Sunday, July 23, 2006

a full summer

Where do all the days go? I have had a house full of kids all summer, which has been truly wonderful. I love that I can work from home and I love that my kids' friends come over and stay and play and they run all around the cul de sac and everyone knows one another. I love the kids' school (Holy Trinity Episcopal School) and the kids there, and one exciting thing is that my daughter's class got selected for a Take Pride in America Award for their conservation work they've done so will receive the award in Washington DC in September!! Their school is listed on here: http://www.takepride.gov/volunteer/spotlights_continued.cfm

I have been working hard, writing away. I finished one article on Kemp's ridley sea turtles, FINALLY finished my sample chapter of my book, and am finishing another on sand mining. I have a zillion errands to run around town, getting everything I might possibly need in Australia (it's not like it's a third world country! I kill myself. lol). I needed a new tripod since I left mine in Peru, and I decided to buy my kids an inexpensive digital camera. Once you've gone digital baby, you'll never go back!

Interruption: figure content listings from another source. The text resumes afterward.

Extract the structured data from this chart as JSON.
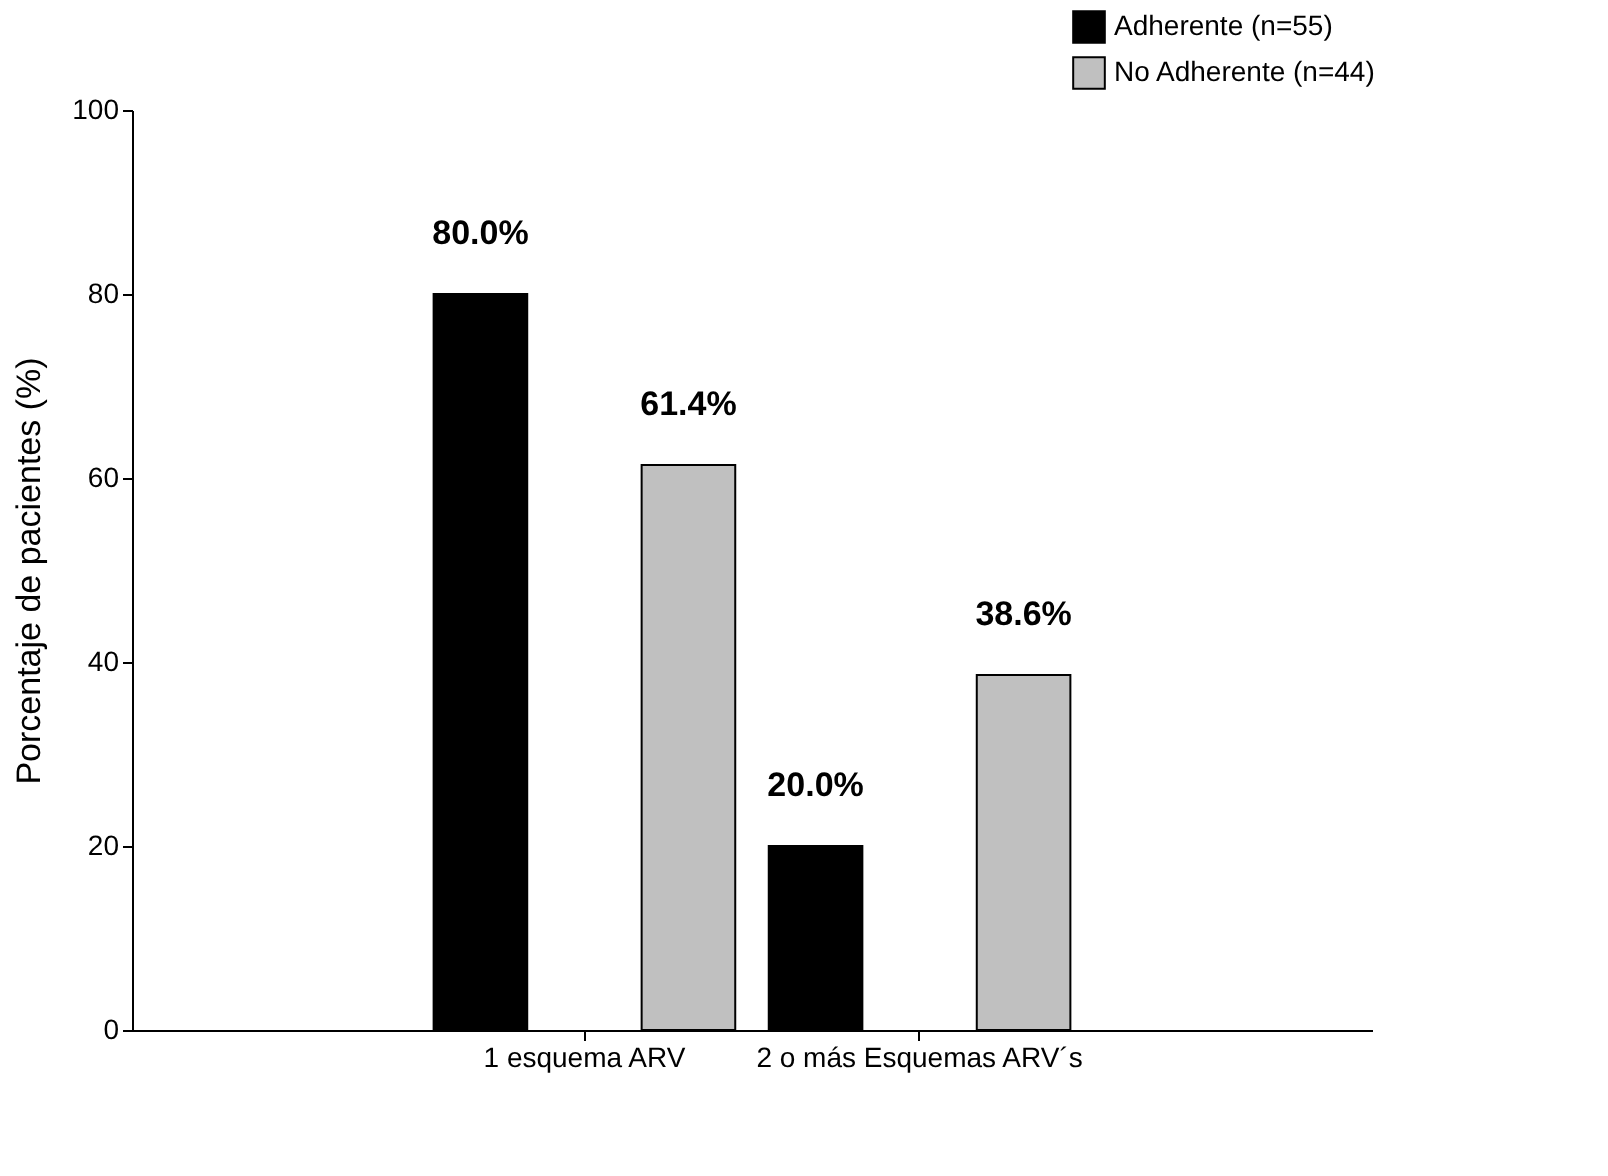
{
  "chart_data": {
    "type": "bar",
    "ylabel": "Porcentaje de pacientes (%)",
    "categories": [
      "1 esquema ARV",
      "2 o más  Esquemas ARV´s"
    ],
    "series": [
      {
        "name": "Adherente (n=55)",
        "color": "#000000",
        "values": [
          80.0,
          20.0
        ],
        "value_labels": [
          "80.0%",
          "20.0%"
        ]
      },
      {
        "name": " No Adherente (n=44)",
        "color": "#c0c0c0",
        "values": [
          61.4,
          38.6
        ],
        "value_labels": [
          "61.4%",
          "38.6%"
        ]
      }
    ],
    "ylim": [
      0,
      100
    ],
    "yticks": [
      0,
      20,
      40,
      60,
      80,
      100
    ],
    "grid": false,
    "legend": "top right"
  }
}
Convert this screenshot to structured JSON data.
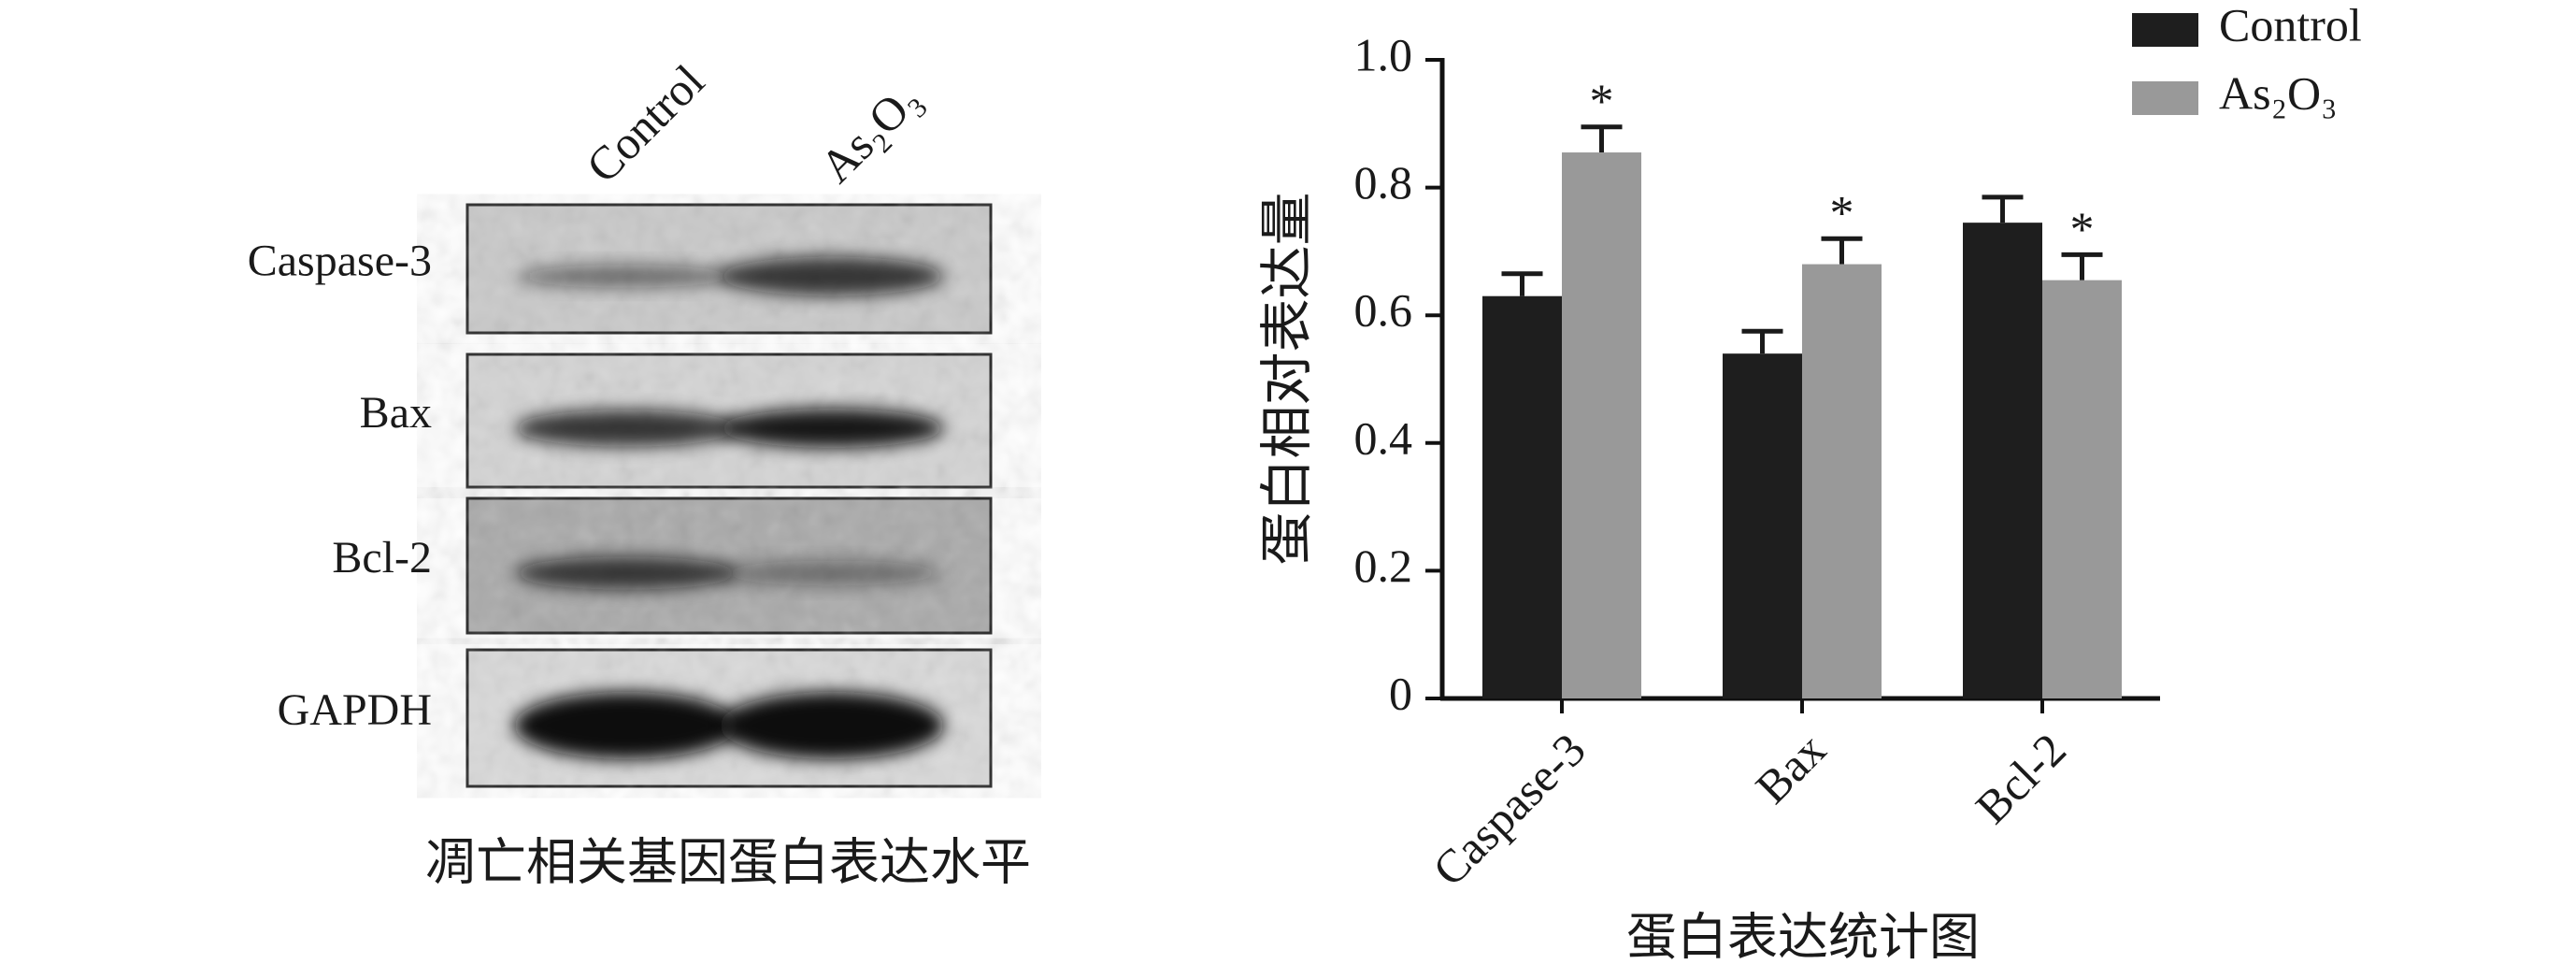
{
  "blot": {
    "lanes": [
      "Control",
      "As₂O₃"
    ],
    "rows": [
      "Caspase-3",
      "Bax",
      "Bcl-2",
      "GAPDH"
    ],
    "caption": "凋亡相关基因蛋白表达水平"
  },
  "chart_data": {
    "type": "bar",
    "ylabel": "蛋白相对表达量",
    "caption": "蛋白表达统计图",
    "categories": [
      "Caspase-3",
      "Bax",
      "Bcl-2"
    ],
    "series": [
      {
        "name": "Control",
        "color": "#1e1e1e",
        "values": [
          0.63,
          0.54,
          0.745
        ],
        "errors": [
          0.035,
          0.035,
          0.04
        ]
      },
      {
        "name": "As₂O₃",
        "color": "#999999",
        "values": [
          0.855,
          0.68,
          0.655
        ],
        "errors": [
          0.04,
          0.04,
          0.04
        ],
        "labels": [
          "*",
          "*",
          "*"
        ]
      }
    ],
    "ylim": [
      0,
      1
    ],
    "yticks": [
      0,
      0.2,
      0.4,
      0.6,
      0.8,
      {
        "value": 1,
        "label": "1.0"
      }
    ],
    "legend": "top-right"
  }
}
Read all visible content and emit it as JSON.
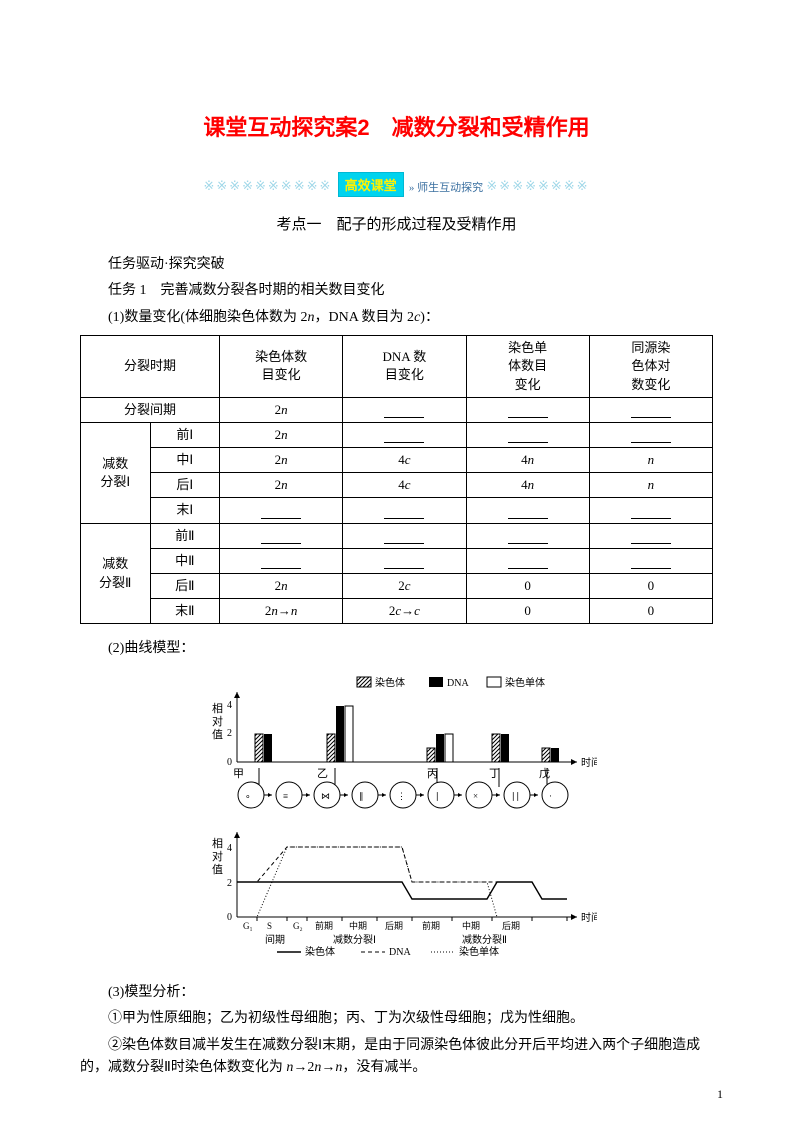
{
  "title": "课堂互动探究案2　减数分裂和受精作用",
  "banner": {
    "label": "高效课堂",
    "sub": "» 师生互动探究"
  },
  "section": {
    "heading": "考点一　配子的形成过程及受精作用"
  },
  "task_intro": {
    "line1": "任务驱动·探究突破",
    "line2": "任务 1　完善减数分裂各时期的相关数目变化",
    "line3_prefix": "(1)数量变化(体细胞染色体数为 2",
    "line3_mid": "，DNA 数目为 2",
    "line3_suffix": ")："
  },
  "table": {
    "headers": [
      "分裂时期",
      "染色体数\n目变化",
      "DNA 数\n目变化",
      "染色单\n体数目\n变化",
      "同源染\n色体对\n数变化"
    ],
    "groups": [
      {
        "name": "分裂间期",
        "rows": [
          {
            "phase": "",
            "cells": [
              "2n",
              "_",
              "_",
              "_"
            ]
          }
        ],
        "merge_phase": true
      },
      {
        "name": "减数\n分裂Ⅰ",
        "rows": [
          {
            "phase": "前Ⅰ",
            "cells": [
              "2n",
              "_",
              "_",
              "_"
            ]
          },
          {
            "phase": "中Ⅰ",
            "cells": [
              "2n",
              "4c",
              "4n",
              "n"
            ]
          },
          {
            "phase": "后Ⅰ",
            "cells": [
              "2n",
              "4c",
              "4n",
              "n"
            ]
          },
          {
            "phase": "末Ⅰ",
            "cells": [
              "_",
              "_",
              "_",
              "_"
            ]
          }
        ]
      },
      {
        "name": "减数\n分裂Ⅱ",
        "rows": [
          {
            "phase": "前Ⅱ",
            "cells": [
              "_",
              "_",
              "_",
              "_"
            ]
          },
          {
            "phase": "中Ⅱ",
            "cells": [
              "_",
              "_",
              "_",
              "_"
            ]
          },
          {
            "phase": "后Ⅱ",
            "cells": [
              "2n",
              "2c",
              "0",
              "0"
            ]
          },
          {
            "phase": "末Ⅱ",
            "cells": [
              "2n→n",
              "2c→c",
              "0",
              "0"
            ]
          }
        ]
      }
    ]
  },
  "part2_label": "(2)曲线模型：",
  "diagram": {
    "legend": {
      "chrom": "染色体",
      "dna": "DNA",
      "chromatid": "染色单体"
    },
    "yaxis_label": "相\n对\n值",
    "yticks_top": [
      "4",
      "2",
      "0"
    ],
    "yticks_bot": [
      "4",
      "2",
      "0"
    ],
    "top_labels": [
      "甲",
      "乙",
      "丙",
      "丁",
      "戊"
    ],
    "top_right": "时间",
    "bot_xticks": [
      "G₁",
      "S",
      "G₂",
      "前期",
      "中期",
      "后期",
      "前期",
      "中期",
      "后期"
    ],
    "bot_groups": [
      "间期",
      "减数分裂Ⅰ",
      "减数分裂Ⅱ"
    ],
    "bot_right": "时间",
    "bottom_legend": [
      "染色体",
      "DNA",
      "染色单体"
    ]
  },
  "part3": {
    "label": "(3)模型分析：",
    "p1": "①甲为性原细胞；乙为初级性母细胞；丙、丁为次级性母细胞；戊为性细胞。",
    "p2_a": "②染色体数目减半发生在减数分裂Ⅰ末期，是由于同源染色体彼此分开后平均进入两个子细胞造成的，减数分裂Ⅱ时染色体数变化为 ",
    "p2_b": "→2",
    "p2_c": "→",
    "p2_d": "，没有减半。"
  },
  "page_number": "1",
  "colors": {
    "title": "#ff0000",
    "banner_bg": "#00d3ef",
    "banner_text": "#fff200",
    "banner_sub": "#3a6fa0",
    "dots": "#9fd7e8",
    "text": "#000000",
    "border": "#000000"
  },
  "fonts": {
    "title_size_pt": 16,
    "body_size_pt": 10.5
  }
}
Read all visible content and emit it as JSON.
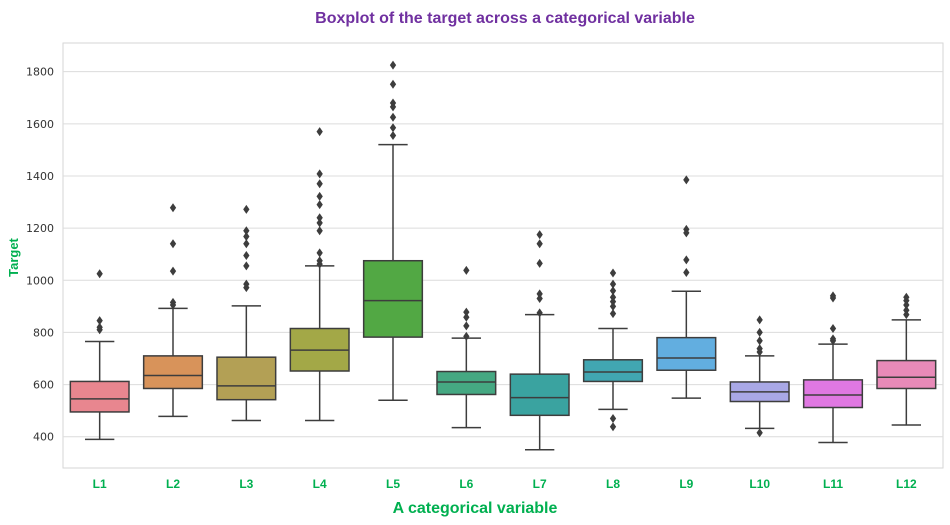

The kids each had a cheap camera, but the film and developing costs are just not worth it. For less than $100 you can have a nice digital plus a memory card. And they can take as many pics as they want. It kind of plays into my article on Australia anyway, which is can I make a nature lover out of my tween (Savannah) who is more into video games and books than nature. I think getting to photograph things will inspire her, the way it did for me when I first went to Australia. I got my first 35mm cam upon my return.

OK all for now, back to the grindstone... I will upload some ugly sand mining pics from being out on the river the other day soon! Eegads this company is just spewing muddy water into the river. I laughed at the conversation of the biologists I was with. There was a guy going out on a boat with his kids on the river, and they were like, Can you imagine what it's like to be the one who pollutes the river and having to go out on the river? And the other was like, That IS the guy! He goes out on the river while his lackeys run his operation. And the other says, How could I be so naive? Well anyway the conversation went something like that!

Update: this photo takes two glances to appreciate. The left part is NOT the sandy bank, but silty water being actively dumped by a sand mine. To the right the water runs so lear you can see fish. The sediment is so heavy and persistent that it affects the river for twenty+ miles downstream. Of course this causes all kinds of problems (read my 2 articles on sand mining at CleanHouston.org to learn all about the problems and solutions)!